Liverpool striker Luis Suárez has made it known once again this week that he is eager and willing to leave Anfield.
On Monday, Suárez’ agent, Pere Guardiola, reportedly visited Merseyside and told Brendan Rodgers and managing director Ian Ayre that Suárez wants the opportunity to participate in the Champions League, the implication being that is not something that will not occur if he remains at Liverpool.
Suárez is right; Liverpool is currently not in a position to challenge for a Champions League spot, even though the team did play better in the second half of Rodgers first season in charge. After earning just 28 points in the season’s first 20 games, including just two in the first five games, the Reds tallied 33 points out of their final 18 games.
The team only finished in seventh place, however, and against the six teams ahead of them in the table – Manchester United, Manchester City, Arsenal, Chelsea, Tottenham Hotspur and Everton – Liverpool could only manage one win in the 12 matches.
But Suárez also has it within his power to help the team improve (see his 23 goals in 33 games last season), especially if he would stop doing stupid things, such as receiving a 10-game ban for biting Branislav Ivanovic during a game against Chelsea.

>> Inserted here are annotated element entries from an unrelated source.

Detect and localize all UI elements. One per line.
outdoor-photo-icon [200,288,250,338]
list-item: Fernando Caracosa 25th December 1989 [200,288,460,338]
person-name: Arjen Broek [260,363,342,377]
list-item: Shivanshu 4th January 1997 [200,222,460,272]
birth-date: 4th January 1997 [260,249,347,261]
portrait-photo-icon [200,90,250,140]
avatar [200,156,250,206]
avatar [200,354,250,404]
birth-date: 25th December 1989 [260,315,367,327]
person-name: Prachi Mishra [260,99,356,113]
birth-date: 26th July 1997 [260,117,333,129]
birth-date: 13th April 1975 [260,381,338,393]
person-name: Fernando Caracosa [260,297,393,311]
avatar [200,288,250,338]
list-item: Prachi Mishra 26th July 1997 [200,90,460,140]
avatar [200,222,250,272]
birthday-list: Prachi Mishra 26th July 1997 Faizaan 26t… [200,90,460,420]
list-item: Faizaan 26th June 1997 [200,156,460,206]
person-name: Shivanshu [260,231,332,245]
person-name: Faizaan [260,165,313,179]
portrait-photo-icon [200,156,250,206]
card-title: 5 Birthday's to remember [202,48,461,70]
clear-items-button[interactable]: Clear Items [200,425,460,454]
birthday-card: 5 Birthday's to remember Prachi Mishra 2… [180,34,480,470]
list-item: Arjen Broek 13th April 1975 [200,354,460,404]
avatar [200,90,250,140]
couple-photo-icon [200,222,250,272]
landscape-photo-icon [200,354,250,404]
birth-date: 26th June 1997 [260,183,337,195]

Of course, it’s easier to just throw your hands up and say “not my problem” than it is to actually try and make things better at your current club. And it is just as easy for Liverpool officials to point out that they’re already not winning with Suárez, they can just as easily finish in the middle of the table without him.
The question now becomes, what is the club waiting for?
Well, for starters, they need someone willing to take on Suárez at a price that would help Rodgers and Ayre improve the club. Despite what Suárez and his agent may think, those offers are not currently pouring in, although Liverpool did turn down a £30 million offer from Arsenal last weekend.
Knowing that there is at least one other club who is interested in him seems to have helped soothe Suárez’ fragile ego for the moment.
“I have to value that, despite everything that’s happened, [English] clubs still value players for what they can do on the field,” he told The Guardian. “That makes me think that I can come back and do well over there. It’s good that the English clubs still want me.”